In a quantum architecture, the line between memory and computation is inherently blurred as the computation is a process that happens to the memory registers (of which the values cannot be copied), much like as is seen in in-place or in-memory algorithms. However, the CISC concept of optimization through dedicated hardware resources is something that might fit well into a QPU architecture as the use of a QPU is based on a priori knowledge that CPU resources are theoretically inferior to the QPU in terms of processing time or resource efficiency. Thus, a specific set of predefined functions (error correction, quantum Fourier transform, etc.) operating on a specific set of qubits that can be cascaded across other non-preallocated qubits, may be a feature of value in a quantum ISA [14, 15].

Limiting memory registers, for reasons outlined above, has no corollary in a QPU. Non-standardized instruction widths may serve some purpose if predefined functions are implemented in hardware, but the potential size of that library is not explored in this contribution and only the need for a gate set capable of universal quantum computation is described below. Given these considerations, QPUs and their interfaces to classical controls don’t fit neatly into either a RISC or CISC silo as is true for most modern CPUs. However, both ISA models do hold principals that are important in guiding how a QPU ISA should operate.

3 QPU ISA Message Considerations

In contemplating an ISA for a theoretical gate model QPU (like the IBM Quantum Experience), we draw inspiration from the MIPS ISA J-type (RISC) instruction tuple of \(\{opcode, address\}\). From this, we can imagine a similar ISA for quantum hardware of the form \(\{opcode, qubit\}\). Taking into account that most circuits will require m qubit gates and that m qubit gates can be reduced to a series of 2-qubit and 1-qubit gates, we expand this quantum ISA to the form \(\{opcode, target\_qubit, control\_qubit\}\) [3]. Assuming that the number of elemental 1-qubit and 2-qubit gate types does not exceed 16, our opcode width is then constrained to \(2^4\) [3]. Given a classical 64-bit computational and memory architecture, this leaves us 60 bits to specify our qubits. Assuming every qubit is able to participate in any operation as either the target or the control, the target qubit space must be the same width as the control qubit space. Thus, we have 30 bits to specify our target qubit and 30 bits to specify our control. This gives us a hard limit as to how many physical qubits can be used by our system, \(2^{30}\) or approximately \(1.0737 * 10^9\). Therefore, a 64-bit classical computing architecture limits us to a billion qubit system.

The most obvious solution to this ceiling would be to implement a 128-bit processing and memory ISA, which would expand our addressable qubits to \(2^{62}\) or \(4.6117 * 10^{18}\). However, as of 2017, Intel, AMD, and Arch all have publicly stated that there are no current plans to develop a 128-bit processor due to the lack of need. There are possibilities for solutions under the umbrella of a 64-bit architecture. Two qubit gates could be addressed via multiple ISA messages, allowing for \(2^{60}\) qubits.

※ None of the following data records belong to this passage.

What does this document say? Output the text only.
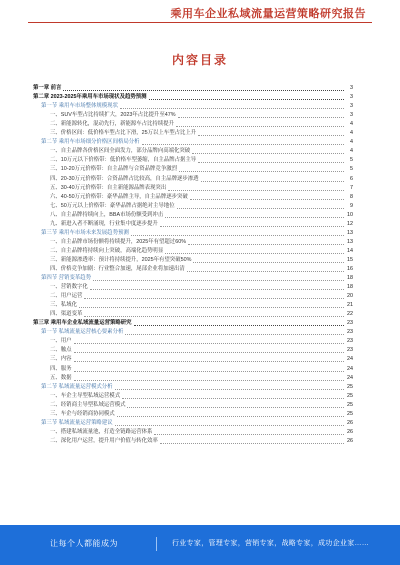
乘用车企业私域流量运营策略研究报告
内容目录
第一章 前言	3
第二章 2023-2025年乘用车市场现状及趋势预测	3
第一节 乘用车市场整体规模现状	3
一、SUV车型占比持续扩大，2023年占比提升至47%	3
二、新能源转化，混动先行，新能源车占比持续提升	4
三、价格区间：低价格车型占比下滑，25万以上车型占比上升	4
第二节 乘用车市场细分价格区间格局分析	4
一、自主品牌各价格区间全面发力，部分品牌向高端化突破	4
二、10万元以下价格带：低价格车型萎缩，自主品牌占据主导	5
三、10-20万元价格带：自主品牌与合资品牌竞争激烈	5
四、20-30万元价格带：合资品牌占比较高，自主品牌逐步渗透	6
五、30-40万元价格带：自主新能源品牌表现突出	7
六、40-50万元价格带：豪华品牌主导，自主品牌逐步突破	8
七、50万元以上价格带：豪华品牌占据绝对主导地位	9
八、自主品牌持续向上，BBA市场份额受到冲击	10
九、新进入者不断涌现，行业集中度逐步提升	12
第三节 乘用车市场未来发展趋势预测	13
一、自主品牌市场份额将持续提升，2025年有望超过60%	13
二、自主品牌将持续向上突破，高端化趋势明显	14
三、新能源渗透率：预计将持续提升，2025年有望突破50%	15
四、价格竞争加剧：行业整合加速，尾部企业将加速出清	16
第四节 营销变革趋势	18
一、营销数字化	18
二、用户运营	20
三、私域化	21
四、渠道变革	22
第三章 乘用车企业私域流量运营策略研究	23
第一节 私域流量运营核心要素分析	23
一、用户	23
二、触点	23
三、内容	24
四、服务	24
五、数据	24
第二节 私域流量运营模式分析	25
一、车企主导型私域运营模式	25
二、经销商主导型私域运营模式	25
三、车企与经销商协同模式	25
第三节 私域流量运营策略建议	26
一、搭建私域流量池，打造全链路运营体系	26
二、深化用户运营，提升用户价值与转化效率	26
让每个人都能成为	行业专家，管理专家，营销专家，战略专家，成功企业家……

This solution would require message management and correlation at the compiler (likely) or even the programmer level (less likely). In addition, this multiple message scheme might require the QPU to adhere to an Execute-Wait-Execute model that would likely reduce the coherence of the qubits in terms of number of gates before decoherence, limiting the depth (length) of quantum circuits.

Additionally, the concept of multiple classical controllers attached to a single QPU is a possibility, in essence dividing the QPU into several different sub-QPUs that could be bridged together when needed [9]. This scheme would seem to require synchronizing the controllers at the microsecond or even nanosecond level given today’s quantum processing technology. In addition, it would seem to imply that there would be specific qubits that are special and exclusive in terms of their spatial relation to the adjoining sub-QPUs and this would complicate instruction compilation, possibly necessitating a need for programmer knowledge of the qubit hardware topology or artificially shrinking the size of quantum registers available for logical computation.

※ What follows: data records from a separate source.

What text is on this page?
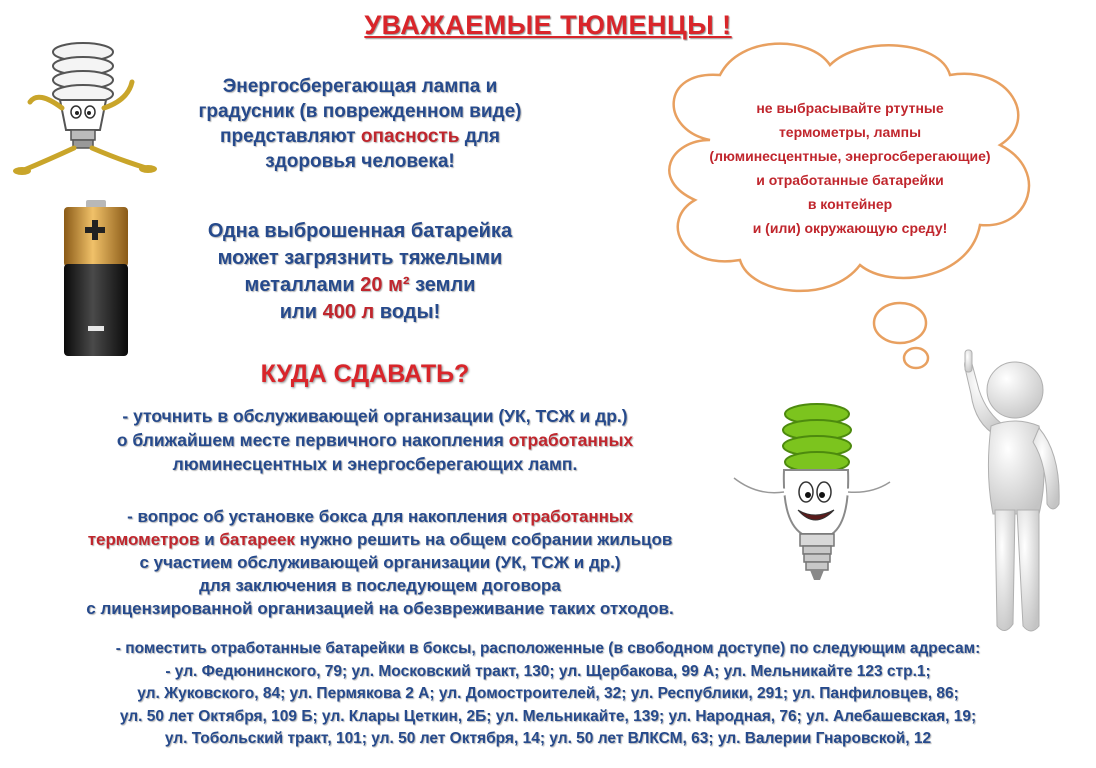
УВАЖАЕМЫЕ ТЮМЕНЦЫ !
Энергосберегающая лампа и
градусник (в поврежденном виде)
представляют опасность для
здоровья человека!
Одна выброшенная батарейка
может загрязнить тяжелыми
металлами 20 м² земли
или 400 л воды!
не выбрасывайте ртутные
термометры, лампы
(люминесцентные, энергосберегающие)
и отработанные батарейки
в контейнер
и (или) окружающую среду!
КУДА СДАВАТЬ?
- уточнить в обслуживающей организации (УК, ТСЖ и др.)
о ближайшем месте первичного накопления отработанных
люминесцентных и энергосберегающих ламп.
- вопрос об установке бокса для накопления отработанных
термометров и батареек нужно решить на общем собрании жильцов
с участием обслуживающей организации (УК, ТСЖ и др.)
для заключения в последующем договора
с лицензированной организацией на обезвреживание таких отходов.
- поместить отработанные батарейки в боксы, расположенные (в свободном доступе) по следующим адресам:
- ул. Федюнинского, 79; ул. Московский тракт, 130; ул. Щербакова, 99 А; ул. Мельникайте 123 стр.1;
ул. Жуковского, 84; ул. Пермякова 2 А; ул. Домостроителей, 32; ул. Республики, 291; ул. Панфиловцев, 86;
ул. 50 лет Октября, 109 Б; ул. Клары Цеткин, 2Б; ул. Мельникайте, 139; ул. Народная, 76; ул. Алебашевская, 19;
ул. Тобольский тракт, 101; ул. 50 лет Октября, 14; ул. 50 лет ВЛКСМ, 63; ул. Валерии Гнаровской, 12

We can draw inspiration from the D-Wave 2000Q concept of QMI when contemplating an ISA for an adiabatic quantum computer. The structure of a QMI instruction is \(\{qubit, qubit, value\}\) where if the first and second qubit are equal, the value is the weight to assign to the qubit and if the first and second qubit are not equal, the value is the strength to assign to the coupler between the first qubit and second qubit. In addition to the QMI instructions is a header line specifying metadata about how many QMIs are being used. If we strip away the header line (which seems to be an unnecessary construct not at all vital to the adiabatic algorithm), we have what looks to be a very RISC-like architecture where the instruction widths are uniform and there is a strict segmentation of memory and computation operations. Issues of limited operations types and pipelining really don’t fit into the adiabatic model as there is no segmentation of time or function within an adiabatic anneal.

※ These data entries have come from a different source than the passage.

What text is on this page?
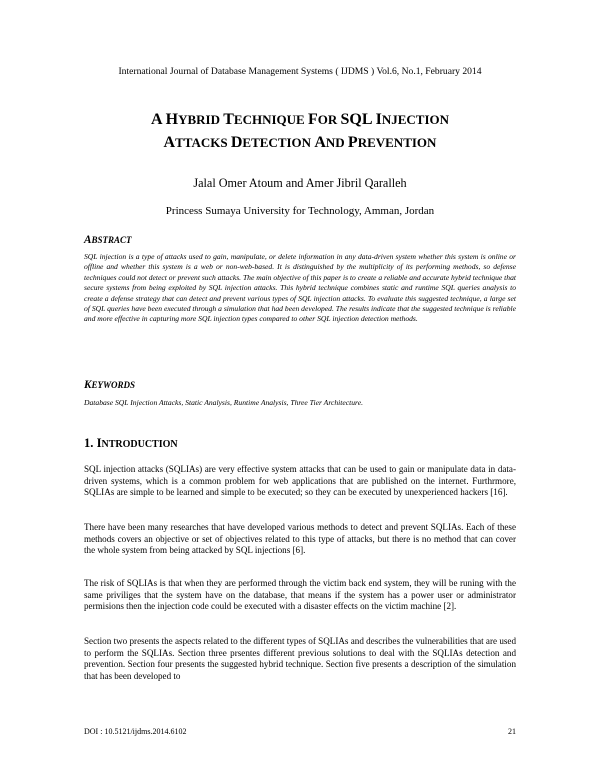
International Journal of Database Management Systems ( IJDMS ) Vol.6, No.1, February 2014
A HYBRID TECHNIQUE FOR SQL INJECTION
ATTACKS DETECTION AND PREVENTION
Jalal Omer Atoum and Amer Jibril Qaralleh
Princess Sumaya University for Technology, Amman, Jordan
ABSTRACT
SQL injection is a type of attacks used to gain, manipulate, or delete information in any data-driven system whether this system is online or offline and whether this system is a web or non-web-based. It is distinguished by the multiplicity of its performing methods, so defense techniques could not detect or prevent such attacks. The main objective of this paper is to create a reliable and accurate hybrid technique that secure systems from being exploited by SQL injection attacks. This hybrid technique combines static and runtime SQL queries analysis to create a defense strategy that can detect and prevent various types of SQL injection attacks. To evaluate this suggested technique, a large set of SQL queries have been executed through a simulation that had been developed. The results indicate that the suggested technique is reliable and more effective in capturing more SQL injection types compared to other SQL injection detection methods.
KEYWORDS
Database SQL Injection Attacks, Static Analysis, Runtime Analysis, Three Tier Architecture.
1. INTRODUCTION
SQL injection attacks (SQLIAs) are very effective system attacks that can be used to gain or manipulate data in data-driven systems, which is a common problem for web applications that are published on the internet. Furthrmore, SQLIAs are simple to be learned and simple to be executed; so they can be executed by unexperienced hackers [16].
There have been many researches that have developed various methods to detect and prevent SQLIAs. Each of these methods covers an objective or set of objectives related to this type of attacks, but there is no method that can cover the whole system from being attacked by SQL injections [6].
The risk of SQLIAs is that when they are performed through the victim back end system, they will be runing with the same priviliges that the system have on the database, that means if the system has a power user or administrator permisions then the injection code could be executed with a disaster effects on the victim machine [2].
Section two presents the aspects related to the different types of SQLIAs and describes the vulnerabilities that are used to perform the SQLIAs. Section three prsentes different previous solutions to deal with the SQLIAs detection and prevention. Section four presents the suggested hybrid technique. Section five presents a description of the simulation that has been developed to
DOI : 10.5121/ijdms.2014.6102	21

While we don’t explore how these instructions are currently passed to the quantum hardware, we theorize that the \(\{qubit, qubit, value\}\) is contained in a single message. It has been demonstrated that the current bits of precision (BOP) available in tuning a qubit or coupler in the D-Wave architecture is 10 BOP, which gives us a width for value [16]. While hardware connectivity constraints don’t allow any arbitrary physical qubit to interact with another arbitrary physical qubit, any qubit active in the D-Wave architecture can fill the role of the first or second qubit, thus we must assume that the remaining bits of the message are equally divided between the first and second qubit. Assuming a 64-bit architecture, each qubit would be allocated 27 bits of width, allowing for \(2^{27}\) or \(1.34217728 * 10^{8}\) qubits in the system which would allow a fully connected system of approximately 4096 logical qubits if the physical qubits had the same degree of inter-unit-cell connectivity and double the intra-unit-cell connectivity as available in the D-Wave 2000Q [7].

4 Conclusions

In examining how a QPU might fit into an HPC infrastructure and the necessary interface between classical instructions and quantum processing, we describe potential ISAs for both a gate model QPU and adiabatic model QPU. Our QPU ISAs used a fixed-width message size of 64-bits that if implemented as described would limit the addressable size of a gate model QPU to approximately 1 billion to 4.5 billion qubits and the addressable size of an AQC QPU to approximately 134 million qubits. Considerations for logical embedding due to multi-qubit variable types, physical qubit connectivity limitations, and error correction condense the logical qubit work-space in both models.

In trying to create an analogy to classical RISC and CISC architectural features, we find that gate model pipeline processing doesn’t seem to fit and a fixed-width message size isn’t essential, but might be advantageous in trying to maximize the coherence time of a quantum circuit. Also, issues of segmenting memory from computational tasks are far less of an issue as memory and computation are naturally conjoined (or disjoined depending on perspective) in both the gate model and AQC. The concept of allocating specific quantum register resources to predefined tasks may serve a useful purpose in the gate model (but not likely AQC) as it does in a classical CISC architecture.

Our recommendation is not to orient towards a RISC or CISC architecture when designing future QPU ISAs, but rather we suggest considering the long term consequences of the quantum-classical interface, in particular the message format, on small scale QPUs that might grow into large scale QPUs. Of particular importance is whether the QPU ISA will limit the addressable quantum register size and place an artificial ceiling on QPU scaling.